Sérgio Renato cuidava da aprovação de projetos de construção e foi morto após descobrir que sua assinatura havia sido falsificada em documentos da Secretaria do Planejamento.

“Verinha” foi presa após um dos acusados de contratar os matadores de Sérgio Renato Silva, que estava na cadeia, colaborar com os investigadores.

Com três décadas prestando serviços de interesse dos empresários, a despachante conhecia os caminhos na prefeitura para resolver os problemas.

Os fatos envolvendo a Secretaria do Planejamento da prefeitura foram apurados em duas auditorias (uma interna e outra do Tribunal de Contas) e numa CPI da Câmara de Vereadores ainda em andamento.

Juntando as pontas o GAECO concluiu pela existência de uma organização criminosa que praticou “inúmeros crimes”.

Sérgio Renato foi morto, segundo o GAECO, porque estava prestes a descobrir e revelar as atividades dessa organização.

Pelo que foi apurado até agora parece claro que essas atividades criminosas não poderiam ter sido bem sucedidas sem a participação de funcionários de diversos setores da prefeitura, pessoas que fraudavam vistorias em obras, documentos internos no Planejamento e nos bancos de dados da Secretaria da Fazenda.

Um funcionário da prefeitura em depoimento à CPI disse que “Verinha” tinha amplo acesso ao setor de licenciamento de projetos, inclusive usando computadores do município.

O foco de alguns desses depoimentos eram alvarás de construção falsificados e o sumiço do livro de protocolo dos Habite-se emitidos que ficava sob guarda de um dos depoentes.

O alvará falsificado que despertou mais atenção dos integrantes da CPI é o do edifício Essence Residence da construtora Prime Brasil, porque a empresa obteve o documento irregularmente e também houve fraude no sistema de computadores dando como quitados adicionais construtivos que não foram pagos.
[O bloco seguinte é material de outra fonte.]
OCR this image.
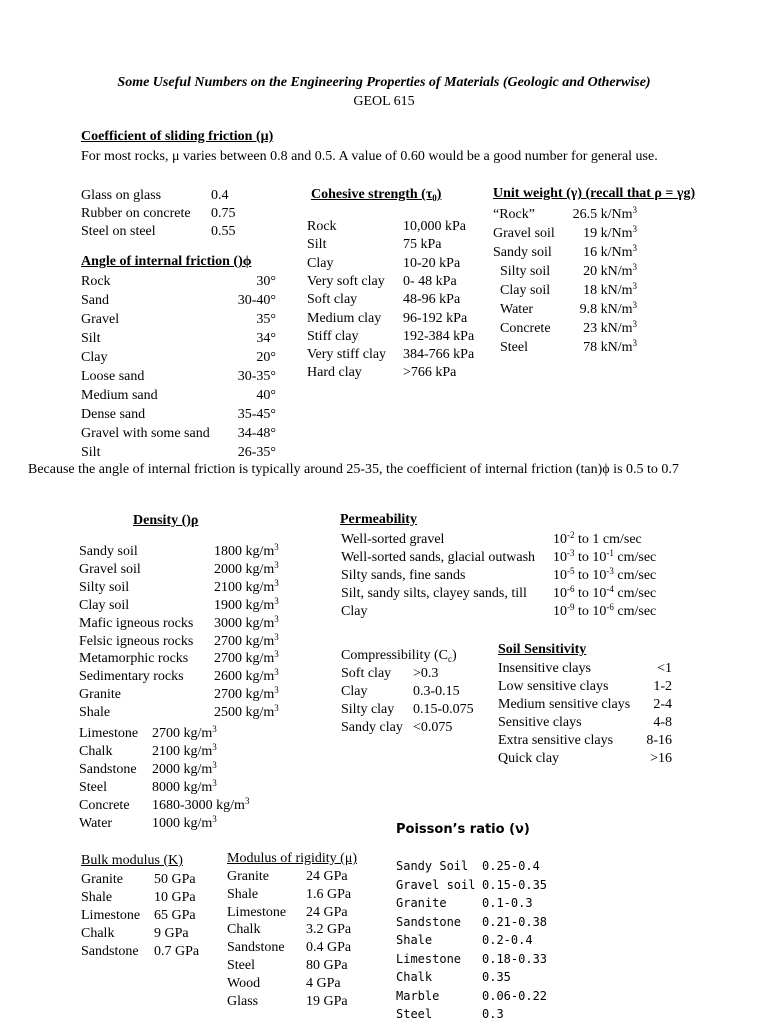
Some Useful Numbers on the Engineering Properties of Materials (Geologic and Otherwise)
GEOL 615
Coefficient of sliding friction (μ)
For most rocks, μ varies between 0.8 and 0.5. A value of 0.60 would be a good number for general use.
Glass on glass	0.4
Rubber on concrete 0.75
Steel on steel	0.55
Angle of internal friction ()ϕ
Rock	30°
Sand	30-40°
Gravel	35°
Silt	34°
Clay	20°
Loose sand	30-35°
Medium sand	40°
Dense sand	35-45°
Gravel with some sand	34-48°
Silt	26-35°
Because the angle of internal friction is typically around 25-35, the coefficient of internal friction (tan)ϕ is 0.5 to 0.7
Cohesive strength $(\tau_0)$
Rock	10,000 kPa
Silt	75 kPa
Clay	10-20 kPa
Very soft clay 0- 48 kPa
Soft clay	48-96 kPa
Medium clay 96-192 kPa
Stiff clay	192-384 kPa
Very stiff clay 384-766 kPa
Hard clay	>766 kPa
Unit weight (γ) (recall that ρ = γg)
“Rock”	26.5 k/Nm$^3$
Gravel soil	19 k/Nm$^3$
Sandy soil	16 k/Nm$^3$
Silty soil	20 $kN/m^3$
Clay soil	18 $kN/m^3$
Water	9.8 $kN/m^3$
Concrete	23 $kN/m^3$
Steel	78 $kN/m^3$
Density ()ρ
Sandy soil	1800 $kg/m^3$
Gravel soil	2000 $kg/m^3$
Silty soil	2100 $kg/m^3$
Clay soil	1900 $kg/m^3$
Mafic igneous rocks 3000 $kg/m^3$
Felsic igneous rocks 2700 $kg/m^3$
Metamorphic rocks 2700 $kg/m^3$
Sedimentary rocks 2600 $kg/m^3$
Granite	2700 $kg/m^3$
Shale	2500 $kg/m^3$
Limestone 2700 $kg/m^3$
Chalk	2100 $kg/m^3$
Sandstone 2000 $kg/m^3$
Steel	8000 $kg/m^3$
Concrete 1680-3000 $kg/m^3$
Water	1000 $kg/m^3$
Permeability
Well-sorted gravel	$10^{-2}$ to 1 cm/sec
Well-sorted sands, glacial outwash $10^{-3}$ to $10^{-1}$ cm/sec
Silty sands, fine sands	$10^{-5}$ to $10^{-3}$ cm/sec
Silt, sandy silts, clayey sands, till $10^{-6}$ to $10^{-4}$ cm/sec
Clay	$10^{-9}$ to $10^{-6}$ cm/sec
Compressibility $(C_c)$
Soft clay >0.3
Clay	0.3-0.15
Silty clay 0.15-0.075
Sandy clay <0.075
Soil Sensitivity
Insensitive clays	<1
Low sensitive clays	1-2
Medium sensitive clays	2-4
Sensitive clays	4-8
Extra sensitive clays	8-16
Quick clay	>16
Poisson’s ratio (ν)
Sandy Soil 0.25-0.4
Gravel soil 0.15-0.35
Granite	0.1-0.3
Sandstone 0.21-0.38
Shale	0.2-0.4
Limestone 0.18-0.33
Chalk	0.35
Marble	0.06-0.22
Steel	0.3
Bulk modulus (K)
Granite 50 GPa
Shale	10 GPa
Limestone 65 GPa
Chalk	9 GPa
Sandstone 0.7 GPa
Modulus of rigidity (μ)
Granite	24 GPa
Shale	1.6 GPa
Limestone 24 GPa
Chalk	3.2 GPa
Sandstone 0.4 GPa
Steel	80 GPa
Wood	4 GPa
Glass	19 GPa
O gerente administrativo da Prime Brasil Construtora, Alexandre Schmit, disse à reportagem na manhã de hoje (11) não proceder o boato que a empresa sofreu busca e apreensão ontem por parte do Gaeco.

O Página 3 apurou que “Verinha” nega participação em qualquer ilicitude, mas ela ficará presa pelo menos 30 dias e com o tempo poderá mudar o discurso, como ocorreu com outros acusados.

Além da detenção da despachante, foram emitidos ontem mandados de busca e apreensão para três residência e uma construtora.